Жулио растерялся от неожиданности и, смутившись, поспешил исправить положение:
— Я не совсем это имел в виду. Но я понимаю тебя… — Он откашлялся, но в горле продолжало першить. Голос его звучал хрипло, слова доносились будто издалека. — Знаешь, беда в том, что в университете мы приучаемся смотреть в будущее с чрезмерной уверенностью. Так, словно за него не надо бороться. Ты меня понимаешь? Я неясно излагаю свою мысль. Ложная уверенность — это награда за нашу покорность интересам меньшинства, которому только и нужно, чтобы мы увековечивали его привилегии. Нам не оставляют никакой возможности проявить инициативу, если мы вдруг вздумаем идти своим путем или в непредвиденных обстоятельствах. Ведь в жизни случаются неожиданности.
— А так ли уж необходимы неожиданности?
Жулио удивленно взглянул на него. Вопрос этого зеленого юнца ущемил его самолюбие и еще сильней дал почувствовать, насколько ему стало невыносимо собственное красноречие.
— Пошли?
Они встали. Сынишка владельца бара въехал в зал на трехколесном велосипеде, он прокатился между столиками, какой-то студент потрепал его светлые волосы. Мать бросилась вслед за ним, но тут же застеснялась, почувствовав себя лишней в зале. Карапуз воспользовался ее замешательством, чтобы избежать трепки.
Когда Абилио подошел к выходу, его восторженное настроение уже рассеялось.

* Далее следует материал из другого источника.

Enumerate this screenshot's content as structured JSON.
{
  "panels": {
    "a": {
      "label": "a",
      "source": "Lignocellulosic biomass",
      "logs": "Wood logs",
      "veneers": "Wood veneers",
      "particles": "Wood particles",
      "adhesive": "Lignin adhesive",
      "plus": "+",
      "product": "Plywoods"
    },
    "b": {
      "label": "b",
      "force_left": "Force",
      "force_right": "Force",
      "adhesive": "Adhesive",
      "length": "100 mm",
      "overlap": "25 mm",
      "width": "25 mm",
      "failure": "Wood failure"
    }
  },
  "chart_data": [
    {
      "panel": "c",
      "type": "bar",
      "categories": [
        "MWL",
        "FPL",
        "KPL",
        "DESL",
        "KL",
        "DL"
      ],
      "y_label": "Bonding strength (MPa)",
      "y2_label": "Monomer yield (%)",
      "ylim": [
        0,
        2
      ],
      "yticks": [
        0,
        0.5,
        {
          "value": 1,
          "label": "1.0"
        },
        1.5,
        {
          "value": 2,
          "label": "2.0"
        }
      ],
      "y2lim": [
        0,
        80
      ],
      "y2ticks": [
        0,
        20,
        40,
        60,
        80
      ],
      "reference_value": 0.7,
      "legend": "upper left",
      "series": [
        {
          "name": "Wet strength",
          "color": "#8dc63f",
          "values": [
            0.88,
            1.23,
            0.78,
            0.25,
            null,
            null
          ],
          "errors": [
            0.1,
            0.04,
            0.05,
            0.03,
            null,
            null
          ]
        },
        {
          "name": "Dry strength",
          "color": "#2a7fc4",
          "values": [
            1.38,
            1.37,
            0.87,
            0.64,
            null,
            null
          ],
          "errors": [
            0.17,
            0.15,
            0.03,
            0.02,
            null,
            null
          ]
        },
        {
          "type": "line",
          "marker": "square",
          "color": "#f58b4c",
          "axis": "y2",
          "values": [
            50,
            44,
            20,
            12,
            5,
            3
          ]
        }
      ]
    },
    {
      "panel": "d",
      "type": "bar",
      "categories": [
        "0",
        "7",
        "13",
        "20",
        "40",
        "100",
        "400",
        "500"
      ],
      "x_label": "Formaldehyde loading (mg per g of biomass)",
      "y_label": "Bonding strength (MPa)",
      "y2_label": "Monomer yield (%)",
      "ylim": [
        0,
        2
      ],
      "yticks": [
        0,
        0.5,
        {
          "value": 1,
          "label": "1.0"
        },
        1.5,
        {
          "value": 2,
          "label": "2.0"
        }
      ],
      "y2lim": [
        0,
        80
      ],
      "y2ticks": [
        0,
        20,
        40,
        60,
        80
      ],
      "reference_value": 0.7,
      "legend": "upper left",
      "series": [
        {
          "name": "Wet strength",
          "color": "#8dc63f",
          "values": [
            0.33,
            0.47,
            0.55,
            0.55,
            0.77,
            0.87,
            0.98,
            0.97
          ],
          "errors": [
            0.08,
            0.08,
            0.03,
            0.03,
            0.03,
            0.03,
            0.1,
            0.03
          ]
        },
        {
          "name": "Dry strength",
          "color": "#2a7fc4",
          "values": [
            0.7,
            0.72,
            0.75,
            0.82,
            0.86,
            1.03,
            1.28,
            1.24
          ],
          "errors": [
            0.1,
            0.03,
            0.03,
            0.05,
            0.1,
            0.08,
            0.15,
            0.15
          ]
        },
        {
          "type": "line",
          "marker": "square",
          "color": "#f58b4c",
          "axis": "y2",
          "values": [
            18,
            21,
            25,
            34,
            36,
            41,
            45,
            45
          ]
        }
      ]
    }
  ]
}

Дом был построен углом, и каждый его фасад выходил своими окошками с полусгнившими рамами на улицу. Много бурь пронеслось над ним, но он все еще стойко сопротивлялся. Почти сливающаяся с пятнами сырости на стене табличка указывала, что здесь живет ДОКТОР МАНУЭЛ ПАДУА, АДВОКАТ. Жулио постучал в дверь, от удара кулака она сама отворилась, открыв ему доступ в коридор. Из кухни доносилось громыхание посуды и запах еды. Он снова постучал, но никто, казалось, и не заметил прихода постороннего. Заинтригованный, Жулио заглянул в соседнюю комнату, где была натянута проволока, на которой висело мокрое белье. В воздухе чувствовался запах плесени. Недолго думая, Жулио достал из кармана губную гармонику и попытался воспроизвести мелодию, что играл утром на пианино. Из столовой вышел худощавый юноша в пальто. Выражение лица у него было болезненное. Держась руками за грудь, он прошел мимо Жулио и поднялся по лестнице на второй этаж. Присутствие незнакомца, очевидно, его не интересовало. Наконец появилась Мариана, а вслед за ней — женщина в очках, коренастая, с кислой миной.
— А, это ты! Проходи, садись! — воскликнула Мариана и взглянула на мать, словно прося у нее поддержки. Жулио едва не задел женщину, протискиваясь в столовую. Мариана беспомощно огляделась по сторонам и, чтобы преодолеть смущение, спросила: — Хочешь дыни?
Тут Жулио заметил сидящего за столом человека; за воротник у него была заправлена салфетка, и он блаженно улыбался.
— Это мой отец.
Так, значит, вот он какой, этот доктор Мануэл Падуа с таблички на двери! «Мой отец окончил юридический факультет, но так и не смог подняться выше мелкого служащего в отделе». Хозяин отрезал кусок ды>ни и с видом заговорщика посмотрел на приятеля дочери, словно их обоих сближало участие в каком-то увлекательном и запретном деле.
Женщина в очках упорно продолжала стоять в дверях.
— Моя мать… Это моя мать, Жулио. А это, папа, мой коллега, о котором я уже вам рассказывала.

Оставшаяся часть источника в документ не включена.